Porteuse de possibilités narratives immenses, la science a de quoi inspirer les auteurs. Que ce soit par ses découvertes captivantes, les esprits fascinants qui la font vivre ou encore les questions éthiques ou philosophiques qu’elle soulève, la science demeure un terreau fertile pour élaborer le nœud d’une histoire.
Petit tour d’horizon de 10 livres marquants, parus au courant de la dernière année, qui lui font la part belle.
10 000 jours pour l’humanité — Jean-Michel Riou (Plon)

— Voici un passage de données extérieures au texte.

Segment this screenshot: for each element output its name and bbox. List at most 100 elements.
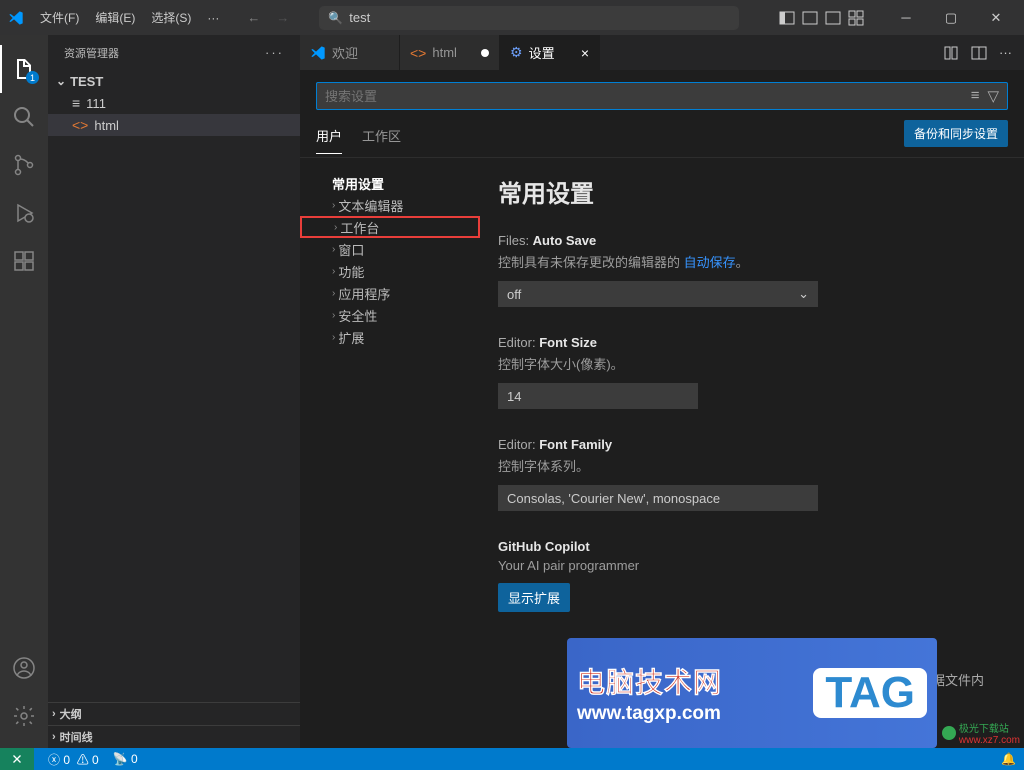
sync-settings-button[interactable]: 备份和同步设置 [904,120,1008,147]
html-file-icon: <> [72,117,88,133]
status-problems[interactable]: ⓧ 0 ⚠ 0 [48,751,99,768]
autosave-select[interactable]: off⌄ [498,281,818,307]
sidebar: 资源管理器 ··· ⌄ TEST ≡ 111 <> html › 大纲 [48,35,300,748]
toc-label: 扩展 [338,328,364,347]
sidebar-title: 资源管理器 [64,45,119,61]
window-maximize[interactable]: ▢ [931,3,971,33]
nav-forward-icon[interactable]: → [276,10,289,25]
clear-search-icon[interactable]: ≡ [971,87,980,105]
tab-label: 设置 [529,43,555,62]
toc-label: 工作台 [340,218,379,237]
activity-search[interactable] [0,93,48,141]
setting-fontfamily: Editor: Font Family 控制字体系列。 [498,437,1006,511]
menu-select[interactable]: 选择(S) [143,0,199,35]
text-file-icon: ≡ [72,95,80,111]
layout-customize-icon[interactable] [846,10,866,26]
activity-debug[interactable] [0,189,48,237]
tab-html[interactable]: <> html [400,35,500,70]
file-item-html[interactable]: <> html [48,114,300,136]
toc-security[interactable]: ›安全性 [300,304,480,326]
tab-settings[interactable]: ⚙ 设置 × [500,35,600,70]
remote-indicator[interactable] [0,748,34,770]
settings-scope-workspace[interactable]: 工作区 [362,120,401,153]
menu-more[interactable]: ··· [199,0,227,35]
window-close[interactable]: ✕ [976,3,1016,33]
settings-search-input[interactable] [325,89,971,104]
search-icon [12,105,36,129]
settings-scope-user[interactable]: 用户 [316,120,342,154]
fontsize-input[interactable] [498,383,698,409]
toc-window[interactable]: ›窗口 [300,238,480,260]
activity-explorer[interactable]: 1 [0,45,48,93]
activity-settings[interactable] [0,692,48,740]
explorer-folder-root[interactable]: ⌄ TEST [48,70,300,92]
file-label: html [94,118,119,133]
autosave-link[interactable]: 自动保存 [684,255,736,270]
activity-extensions[interactable] [0,237,48,285]
open-changes-icon[interactable] [943,45,959,61]
setting-desc: 控制字体系列。 [498,456,1006,475]
more-actions-icon[interactable]: ··· [999,45,1012,60]
status-ports[interactable]: 📡 0 [113,752,138,766]
source-control-icon [12,153,36,177]
panel-title: 常用设置 [498,174,1006,209]
settings-panel[interactable]: 常用设置 Files: Auto Save 控制具有未保存更改的编辑器的 自动保… [480,158,1024,748]
html-file-icon: <> [410,45,426,61]
toc-extensions[interactable]: ›扩展 [300,326,480,348]
toc-label: 功能 [338,262,364,281]
nav-back-icon[interactable]: ← [247,10,260,25]
toc-features[interactable]: ›功能 [300,260,480,282]
file-item-111[interactable]: ≡ 111 [48,92,300,114]
filter-icon[interactable]: ▽ [987,87,999,105]
command-center[interactable]: 🔍 [319,6,739,30]
settings-icon: ⚙ [510,44,523,61]
settings-search[interactable]: ≡ ▽ [316,82,1008,110]
timeline-section[interactable]: › 时间线 [48,726,300,748]
toc-common[interactable]: 常用设置 [300,172,480,194]
setting-prefix: Files: [498,233,533,248]
activity-scm[interactable] [0,141,48,189]
outline-section[interactable]: › 大纲 [48,703,300,725]
setting-name: Font Family [539,437,612,452]
menu-edit[interactable]: 编辑(E) [87,0,143,35]
tab-welcome[interactable]: 欢迎 [300,35,400,70]
account-icon [12,656,36,680]
activity-accounts[interactable] [0,644,48,692]
statusbar: ⓧ 0 ⚠ 0 📡 0 🔔 [0,748,1024,770]
setting-name: Auto Save [533,233,597,248]
setting-name: GitHub Copilot [498,539,590,554]
chevron-down-icon: ⌄ [56,74,66,88]
status-notifications-icon[interactable]: 🔔 [1001,752,1016,766]
show-extension-button[interactable]: 显示扩展 [498,583,570,612]
folder-label: TEST [70,74,103,89]
toc-text-editor[interactable]: ›文本编辑器 [300,194,480,216]
search-icon: 🔍 [328,11,343,25]
command-center-input[interactable] [349,10,730,25]
extensions-icon [12,249,36,273]
layout-bottom-icon[interactable] [800,10,820,26]
layout-right-icon[interactable] [823,10,843,26]
chevron-right-icon: › [334,222,337,233]
toc-application[interactable]: ›应用程序 [300,282,480,304]
window-minimize[interactable]: ─ [886,3,926,33]
menu-file[interactable]: 文件(F) [32,0,87,35]
split-editor-icon[interactable] [971,45,987,61]
chevron-right-icon: › [52,731,56,743]
layout-left-icon[interactable] [777,10,797,26]
toc-workbench[interactable]: ›工作台 [300,216,480,238]
vscode-icon [310,45,326,61]
activity-bar: 1 [0,35,48,748]
setting-desc: 控制字体大小(像素)。 [498,354,1006,373]
banner-tag: TAG [813,668,927,718]
toc-label: 文本编辑器 [338,196,403,215]
setting-desc: Your AI pair programmer [498,558,1006,573]
chevron-right-icon: › [332,310,335,321]
chevron-right-icon: › [332,332,335,343]
gear-icon [12,704,36,728]
sidebar-more-icon[interactable]: ··· [265,45,284,60]
explorer-badge: 1 [26,71,39,84]
sub-watermark: 极光下载站www.xz7.com [942,720,1020,746]
close-icon[interactable]: × [581,45,589,61]
fontfamily-input[interactable] [498,485,818,511]
toc-label: 安全性 [338,306,377,325]
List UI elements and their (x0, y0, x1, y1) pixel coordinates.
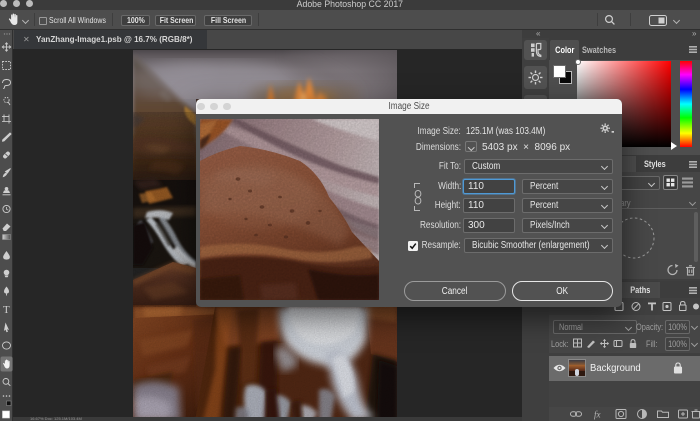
svg-text:T: T (3, 304, 10, 316)
svg-text:fx: fx (594, 410, 601, 420)
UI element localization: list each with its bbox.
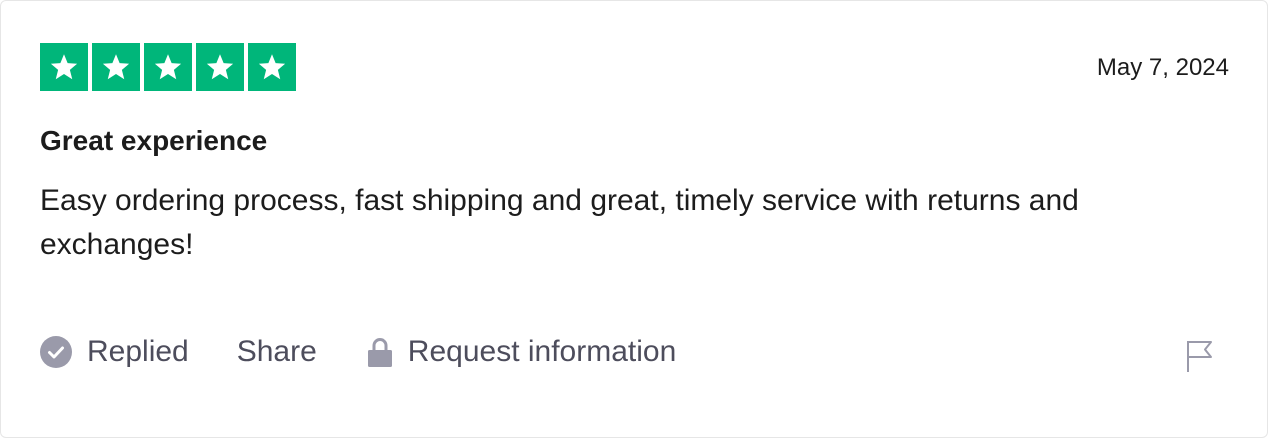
review-actions: Replied Share Request information xyxy=(40,335,676,369)
review-title: Great experience xyxy=(40,125,268,156)
star-icon xyxy=(40,43,88,91)
replied-label: Replied xyxy=(87,335,189,368)
share-label: Share xyxy=(236,335,317,368)
replied-button[interactable]: Replied xyxy=(40,335,189,369)
check-circle-icon xyxy=(40,336,72,368)
star-icon xyxy=(196,43,244,91)
star-icon xyxy=(144,43,192,91)
review-date: May 7, 2024 xyxy=(1096,54,1229,81)
request-information-label: Request information xyxy=(407,335,677,368)
share-button[interactable]: Share xyxy=(237,335,317,369)
request-information-button[interactable]: Request information xyxy=(367,335,676,369)
star-icon xyxy=(248,43,296,91)
flag-icon xyxy=(1185,341,1215,377)
star-icon xyxy=(92,43,140,91)
report-flag-button[interactable] xyxy=(1185,339,1215,378)
review-body: Easy ordering process, fast shipping and… xyxy=(40,184,1079,261)
star-rating xyxy=(40,43,296,91)
review-card: May 7, 2024 Great experience Easy orderi… xyxy=(0,0,1268,438)
lock-icon xyxy=(367,336,393,368)
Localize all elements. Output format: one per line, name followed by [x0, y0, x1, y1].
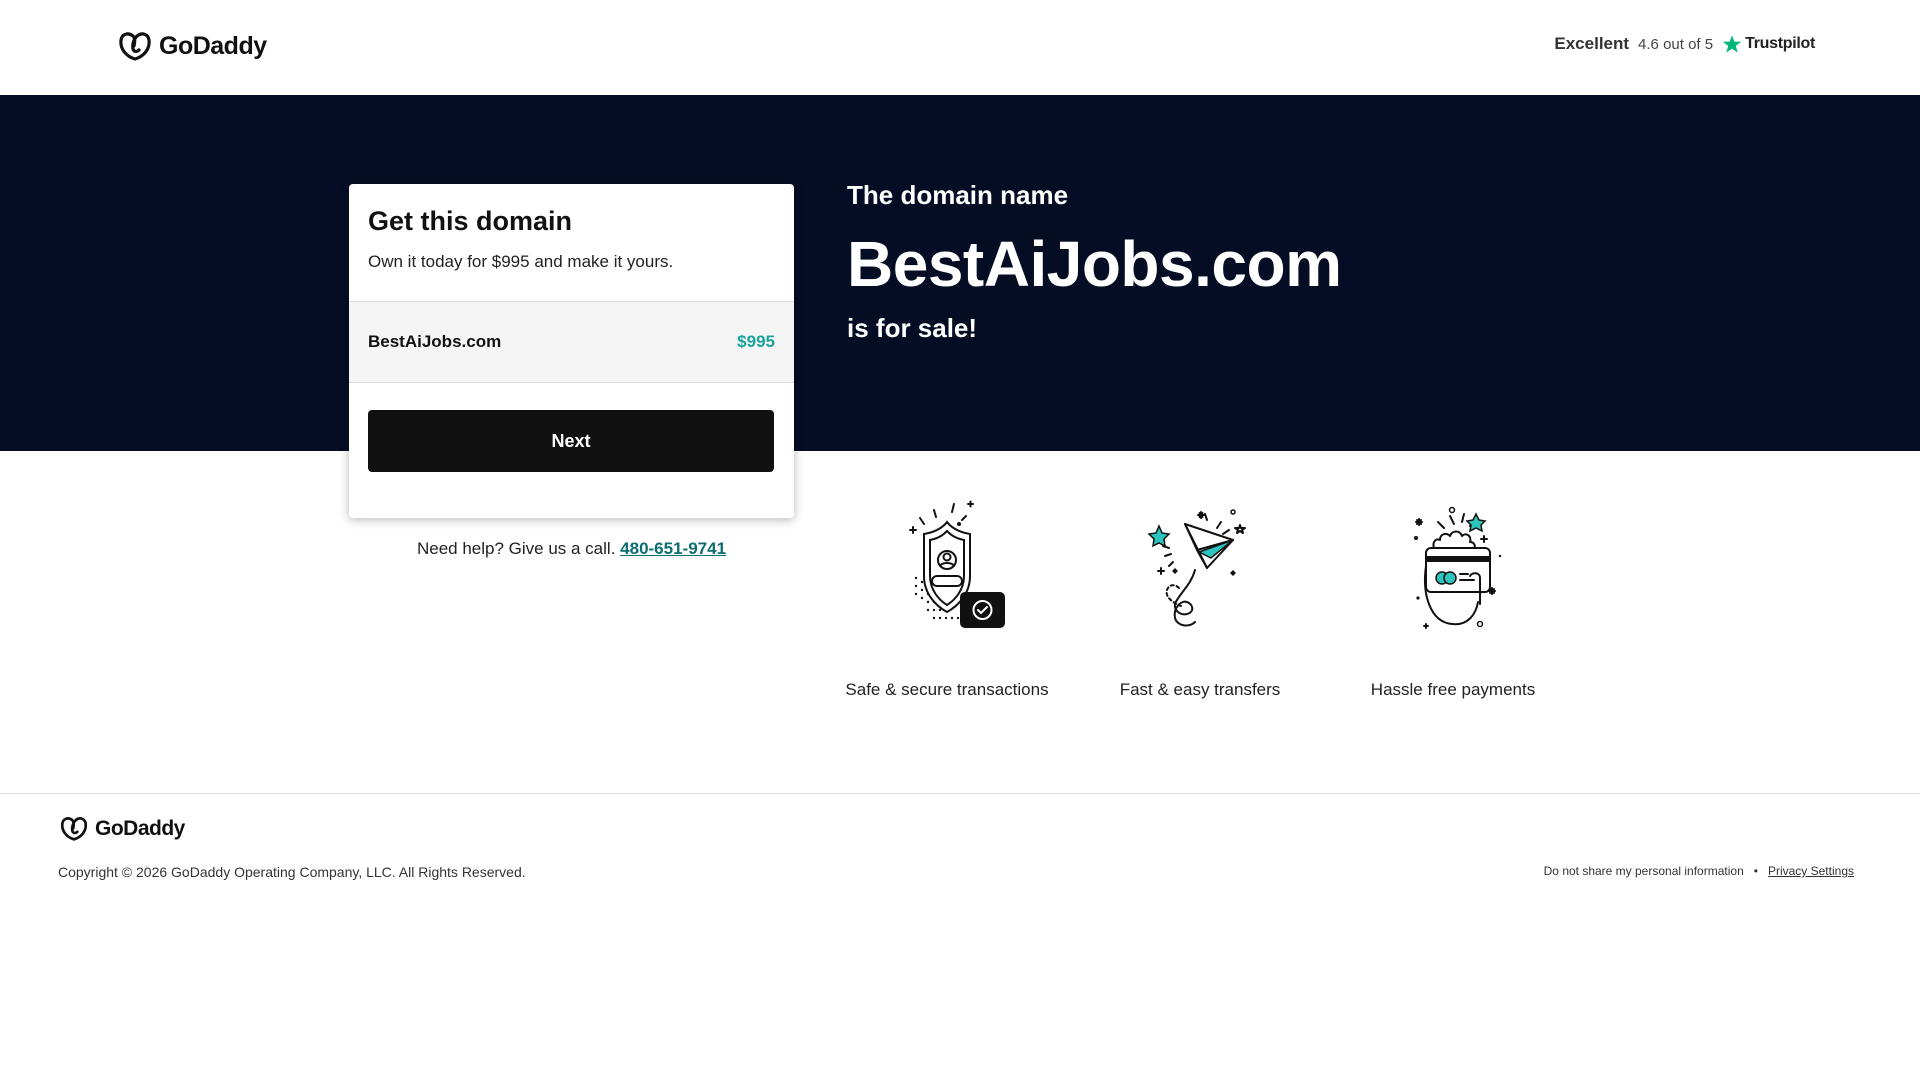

Tous les scientifiques sont unanimes: dans 31 ans, une comète frappera la Terre et éradiquera toute forme de vie. Afin d’éviter la panique générale, le tout est maintenu au silence, du moins jusqu’à ce qu’un journaliste soit mis au courant et décide de révéler la fatalité au grand jour. Un plan s’échafaude alors: construire des cités souterraines pour y abriter un 1,4 milliard de personnes. Puisque les avancées technologiques le permettent, tout est repensé en utilisant de l’énergie propre, en intégrant le recyclage de l’eau et des déchets, en misant sur l’alimentation à base d’insectes. Mais, est-ce que tous les humains, peu importe leur classe sociale, pourront y trouver refuge? Les dynamiques sociales qui ont cours depuis des siècles à la surface de la Terre migreront-elles jusqu’à ce nouveau monde? L’humanité vaut-elle d’être sauvée? Ce roman à la Jules Verne, bourré d’aventures et à saveur autant philosophique que scientifique, est un détonateur pour nous faire repenser le monde contemporain.
Dévorés — Charles-Étienne Ferland (L’Interligne)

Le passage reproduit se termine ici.